Desde então, o ISIS conquistou vastas zonas no Norte da Síria, de Alepo à fronteira com a Turquia, passando por Raqqa ou Deir Ezzor, a leste. Em Idlib, mandou matar o líder da Frente al-Nusra, a sua mulher, os seus filhos e cada um dos seus familiares. Também fez cruxificar gente acusada de assassínio, decapitou e amputou um pouco por cada aldeia, vila ou cidade conquistada ou atravessada. Entretanto, fundou escolas, tribunais e hospitais, todos com a sua bandeira negra e branda içada. Em Raqqa, mandou até fundar uma autoridade que garante a qualidade alimentar.

O caos e as sanguessugas
O ISIS começou por ter centenas de homens. A seguir, vieram mais árabes dos países da região e muçulmanos da Ásia à Europa. Assad estava a vencer, o Irão ajudava, o Hezbollah libanês também. Nouri al-Maliki, primeiro-ministro do Iraque, apregoava a sua neutralidade enquanto deixava passar armas para Assad e milicianos iranianos e iraquianos para lutarem ao lado das milícias do regime sírio e de Beirute. O jihadismo não morava no Iraque antes da invasão nem na Síria antes da revolta, mas, como as sanguessugas, alimenta-se dos erros, do caos e do vazio. Espera, ataca e às vezes vence.

Os EUA começaram a partir o Iraque quando preferiram desbaasificar a reconciliar (dissolveram o Exército de Saddam, despediram os funcionários públicos, todos tinham cartões do Baas, o partido único, era a única forma de viver debaixo da ditadura, que nem todos apoiavam). Maliki continuou, autoritário e sectário, a marginalizar e enfurecer toda uma população. Os árabes sunitas iraquianos não gostam do ISIS nem de Baghdadi mais do que odiavam Zarqawi. Mas “estão dispostos a meter-se na cama com o diabo para derrotar Maliki, e esse é o perigo”, diz à Reuters Fawaz Georges.
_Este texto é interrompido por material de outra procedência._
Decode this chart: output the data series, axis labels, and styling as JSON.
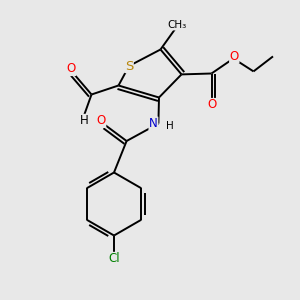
{
  "bg_color": "#e8e8e8",
  "atom_colors": {
    "S": "#b8860b",
    "O": "#ff0000",
    "N": "#0000cd",
    "Cl": "#008000",
    "C": "#000000",
    "H": "#000000"
  },
  "bond_color": "#000000",
  "lw": 1.4,
  "fs": 8.5
}
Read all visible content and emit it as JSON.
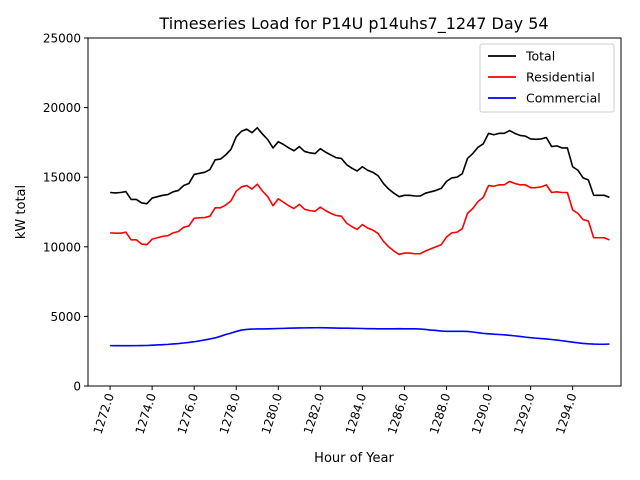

“Estamos a assistir à fragmentação do poder”, resume o analista da London School of Economics. “O Governo de Maliki nunca será capaz de voltar a centralizar o poder como antes”. Entretanto, as forças de segurança (mais de 900 mil homens, entre soldados e polícias) treinadas e equipadas pelos EUA (que investiram nisso mais de 15 mil milhões de euros) dissolvem-se no ar, como os homens de Saddam se evaporavam à medida que os norte-americanos avançavam, do Kuwait até Bassorá, daí até Bagdad, em Março de 2003. Corrupção, falta de liderança, medo, suspeitas sem fim, é o Iraque dos últimos onze anos, como já era o Iraque de Saddam, preso por fios e pronto a implodir.

Regresso a casa
Em Dezembro, Baghdadi decidiu que era tempo de voltar a investir no seu Iraque – nasceu em Samarra, a cidade 125 quilómetros a norte de Bagdad onde a destruição da cúpula dourada de um mausoléu xiita, em 2006, fez explodir uma guerra civil sangrenta. Sunitas e xiitas iraquianos a matarem-se sem filtros, eram aos 100 e 200 mortos por dia nas ruas de Bagdad, não chegavam morgues nem coveiros. Agora, pode voltar a ser isso mas muito, muito pior, sem os EUA para pagar às milícias sunitas, sem os líderes religiosos xiitas a pedirem contenção.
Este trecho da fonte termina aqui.